The event was dedicated to the former mayor of San Juan and former governor Sila Calderón.
“On Friday we worked on several topics, from reconstruction and housing, to security and federal funds,” he said. “The prevailing reality of the challenges of bureaucracy and inflation is already known, and the mayors continue to look for solutions. We agreed that it is necessary to review the costs approved several years ago and that it has been an obstacle to awarding tenders.”
On energy, Hernández Ortiz confirmed that LUMA Energy is signing collaborative agreements with several municipalities to address emergencies. LUMA President Juan Saca stated that the contracts for managing the pruning of trees and installing lights are being drafted in order for municipalities to assist LUMA in the process.
Participating in the energy panel were Saca and Iván Báez, vice president of public and government affairs of GeneraPR, and Rep. Jesús Hernández Arroyo, chairman of the Infrastructure Committee.
One of the most relevant topics was the Essential Services Fund and Municipal Economy, on which the oversight board’s executive director, Robert Mujica, and Hernández Ortiz led a discussion.
“What was evident during the meeting is that the [oversight] board, the legislators and the majority of the mayors present agreed on prioritizing the distribution of the current fund to those municipalities that will enter an operational fiscal crisis after the elimination of the Equalization Fund,” Hernández Ortiz said.
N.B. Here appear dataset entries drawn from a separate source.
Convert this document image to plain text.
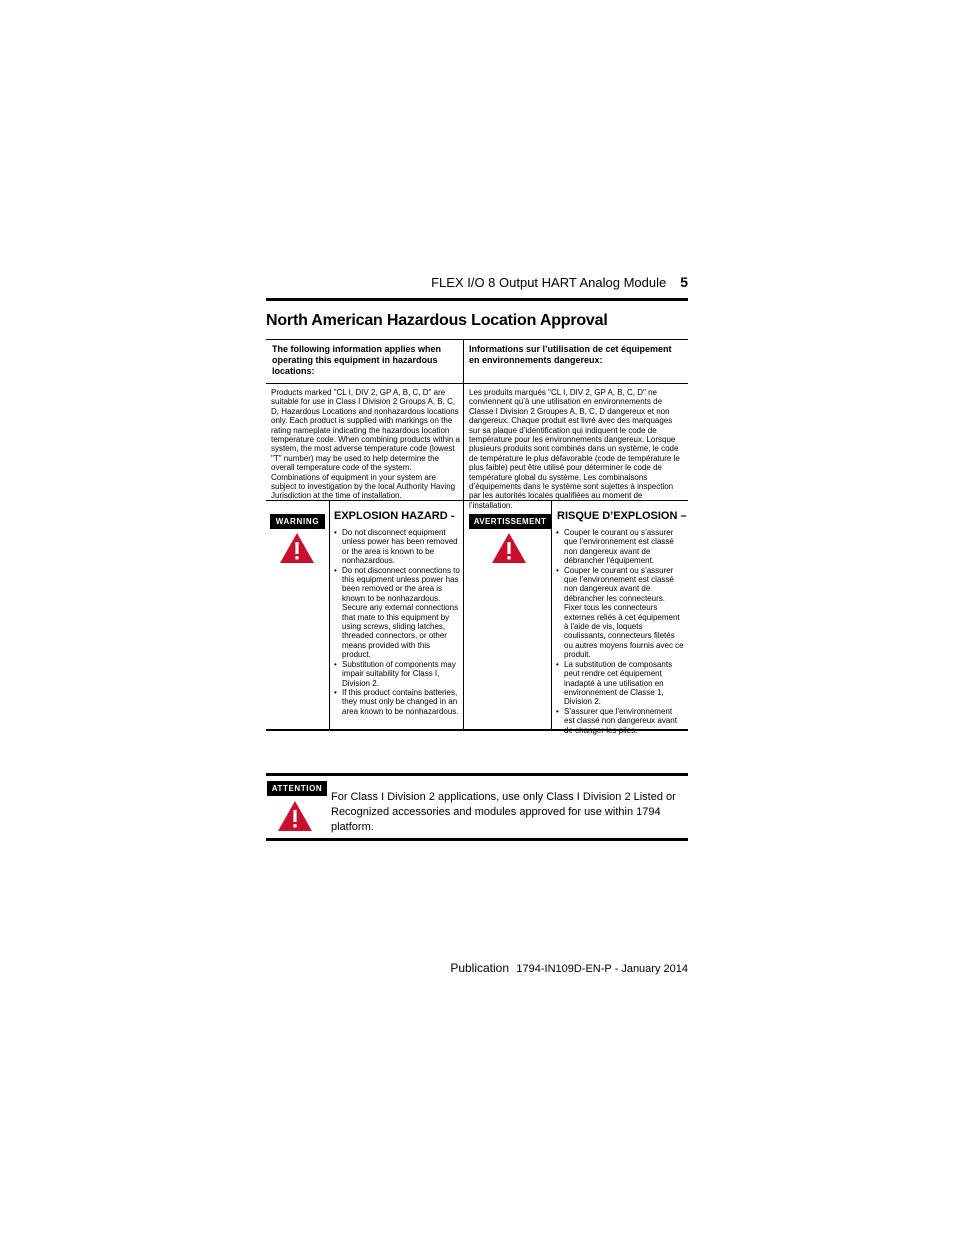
FLEX I/O 8 Output HART Analog Module 5
North American Hazardous Location Approval
The following information applies when operating this equipment in hazardous locations:
Informations sur l’utilisation de cet équipement en environnements dangereux:
Products marked "CL I, DIV 2, GP A, B, C, D" are suitable for use in Class I Division 2 Groups A, B, C, D, Hazardous Locations and nonhazardous locations only. Each product is supplied with markings on the rating nameplate indicating the hazardous location temperature code. When combining products within a system, the most adverse temperature code (lowest "T" number) may be used to help determine the overall temperature code of the system. Combinations of equipment in your system are subject to investigation by the local Authority Having Jurisdiction at the time of installation.
Les produits marqués "CL I, DIV 2, GP A, B, C, D" ne conviennent qu’à une utilisation en environnements de Classe I Division 2 Groupes A, B, C, D dangereux et non dangereux. Chaque produit est livré avec des marquages sur sa plaque d’identification qui indiquent le code de température pour les environnements dangereux. Lorsque plusieurs produits sont combinés dans un système, le code de température le plus défavorable (code de température le plus faible) peut être utilisé pour déterminer le code de température global du système. Les combinaisons d’équipements dans le système sont sujettes à inspection par les autorités locales qualifiées au moment de l’installation.
WARNING	EXPLOSION HAZARD -
• Do not disconnect equipment unless power has been removed or the area is known to be nonhazardous.
• Do not disconnect connections to this equipment unless power has been removed or the area is known to be nonhazardous. Secure any external connections that mate to this equipment by using screws, sliding latches, threaded connectors, or other means provided with this product.
• Substitution of components may impair suitability for Class I, Division 2.
• If this product contains batteries, they must only be changed in an area known to be nonhazardous.
AVERTISSEMENT RISQUE D’EXPLOSION –
• Couper le courant ou s’assurer que l’environnement est classé non dangereux avant de débrancher l'équipement.
• Couper le courant ou s’assurer que l’environnement est classé non dangereux avant de débrancher les connecteurs. Fixer tous les connecteurs externes reliés à cet équipement à l'aide de vis, loquets coulissants, connecteurs filetés ou autres moyens fournis avec ce produit.
• La substitution de composants peut rendre cet équipement inadapté à une utilisation en environnement de Classe 1, Division 2.
• S’assurer que l’environnement est classé non dangereux avant de changer les piles.
ATTENTION
For Class I Division 2 applications, use only Class I Division 2 Listed or Recognized accessories and modules approved for use within 1794 platform.
Publication 1794-IN109D-EN-P - January 2014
Attending the event were legislators Juan Zaragoza Gómez, chairman of the Senate Finance Committee, and Rep. Jesús Santa Rodríguez, who pointed out that the Essential Services Fund should have at least $150 million to balance government income so that citizens of towns with fewer revenue earners also have access to services. To reach that number, legislators are interested in responsibly and fairly examining the tax on foreign companies, among other alternatives.
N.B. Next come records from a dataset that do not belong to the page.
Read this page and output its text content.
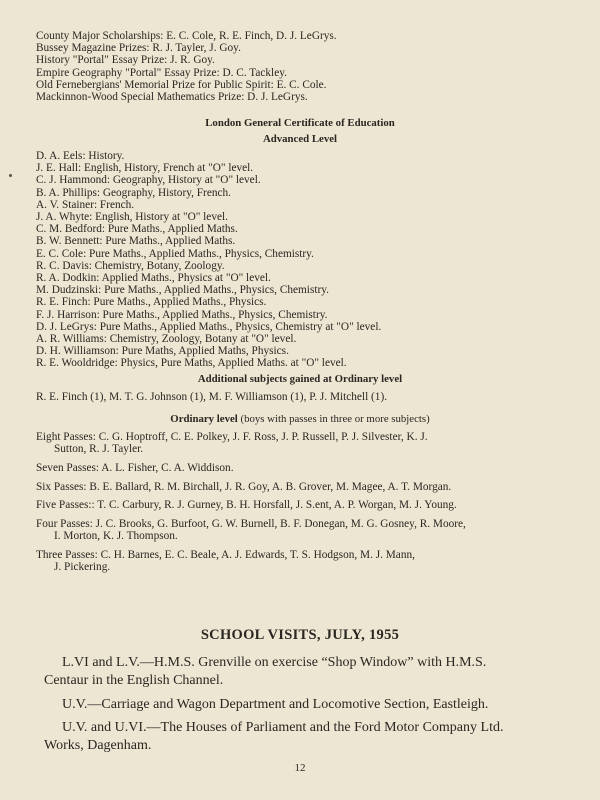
County Major Scholarships: E. C. Cole, R. E. Finch, D. J. LeGrys.
Bussey Magazine Prizes: R. J. Tayler, J. Goy.
History "Portal" Essay Prize: J. R. Goy.
Empire Geography "Portal" Essay Prize: D. C. Tackley.
Old Fernebergians' Memorial Prize for Public Spirit: E. C. Cole.
Mackinnon-Wood Special Mathematics Prize: D. J. LeGrys.
London General Certificate of Education
Advanced Level
D. A. Eels: History.
J. E. Hall: English, History, French at "O" level.
C. J. Hammond: Geography, History at "O" level.
B. A. Phillips: Geography, History, French.
A. V. Stainer: French.
J. A. Whyte: English, History at "O" level.
C. M. Bedford: Pure Maths., Applied Maths.
B. W. Bennett: Pure Maths., Applied Maths.
E. C. Cole: Pure Maths., Applied Maths., Physics, Chemistry.
R. C. Davis: Chemistry, Botany, Zoology.
R. A. Dodkin: Applied Maths., Physics at "O" level.
M. Dudzinski: Pure Maths., Applied Maths., Physics, Chemistry.
R. E. Finch: Pure Maths., Applied Maths., Physics.
F. J. Harrison: Pure Maths., Applied Maths., Physics, Chemistry.
D. J. LeGrys: Pure Maths., Applied Maths., Physics, Chemistry at "O" level.
A. R. Williams: Chemistry, Zoology, Botany at "O" level.
D. H. Williamson: Pure Maths, Applied Maths, Physics.
R. E. Wooldridge: Physics, Pure Maths, Applied Maths. at "O" level.
Additional subjects gained at Ordinary level
R. E. Finch (1), M. T. G. Johnson (1), M. F. Williamson (1), P. J. Mitchell (1).
Ordinary level (boys with passes in three or more subjects)
Eight Passes: C. G. Hoptroff, C. E. Polkey, J. F. Ross, J. P. Russell, P. J. Silvester, K. J.
Sutton, R. J. Tayler.
Seven Passes: A. L. Fisher, C. A. Widdison.
Six Passes: B. E. Ballard, R. M. Birchall, J. R. Goy, A. B. Grover, M. Magee, A. T. Morgan.
Five Passes:: T. C. Carbury, R. J. Gurney, B. H. Horsfall, J. S.ent, A. P. Worgan, M. J. Young.
Four Passes: J. C. Brooks, G. Burfoot, G. W. Burnell, B. F. Donegan, M. G. Gosney, R. Moore,
I. Morton, K. J. Thompson.
Three Passes: C. H. Barnes, E. C. Beale, A. J. Edwards, T. S. Hodgson, M. J. Mann,
J. Pickering.
SCHOOL VISITS, JULY, 1955
L.VI and L.V.—H.M.S. Grenville on exercise “Shop Window” with H.M.S.
Centaur in the English Channel.
U.V.—Carriage and Wagon Department and Locomotive Section, Eastleigh.
U.V. and U.VI.—The Houses of Parliament and the Ford Motor Company Ltd.
Works, Dagenham.
12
Hernández Ortiz, who is the mayor of Villalba, pointed out that the decentralization of services “is the unfinished agenda of the central government.”
“The decentralization of services is the future of modern governance,” he said. “The areas where the municipalities are already carrying out functions that correspond to the state are doing so in schools and roads, among other sectors. At the beginning of this four-year term, Governor Pedro Pierluisi signed a commitment with the mayors to apply the decentralization concept in an organized and effective manner. That is an unfinished agenda. Of course, we mayors will continue insisting on it, because it benefits the 78 municipalities of Puerto Rico, without exception. That task will correspond to the government administration of the next four years.”
Hernández Ortiz was referring to the agreement signed on Feb. 17, 2021, at the Miramar Convention Center, where the presidents of the Mayors Association, which groups Popular Democratic Party mayors, and the Mayors Federation, which groups New Progressive Party mayors, joined with Pierluisi in signing collaborative agreements to help advance the development of the municipalities without imposing economic burdens that must be shouldered by the central government.
The agreements contemplate that the municipalities would not have to contribute money from their coffers to maintain the government health plan, known as Vital. They also include the transfer of state funds so that the municipalities take charge of responsibilities that correspond to the government, such as the maintenance of roads, issues related to sports and minor repairs in public schools, among others.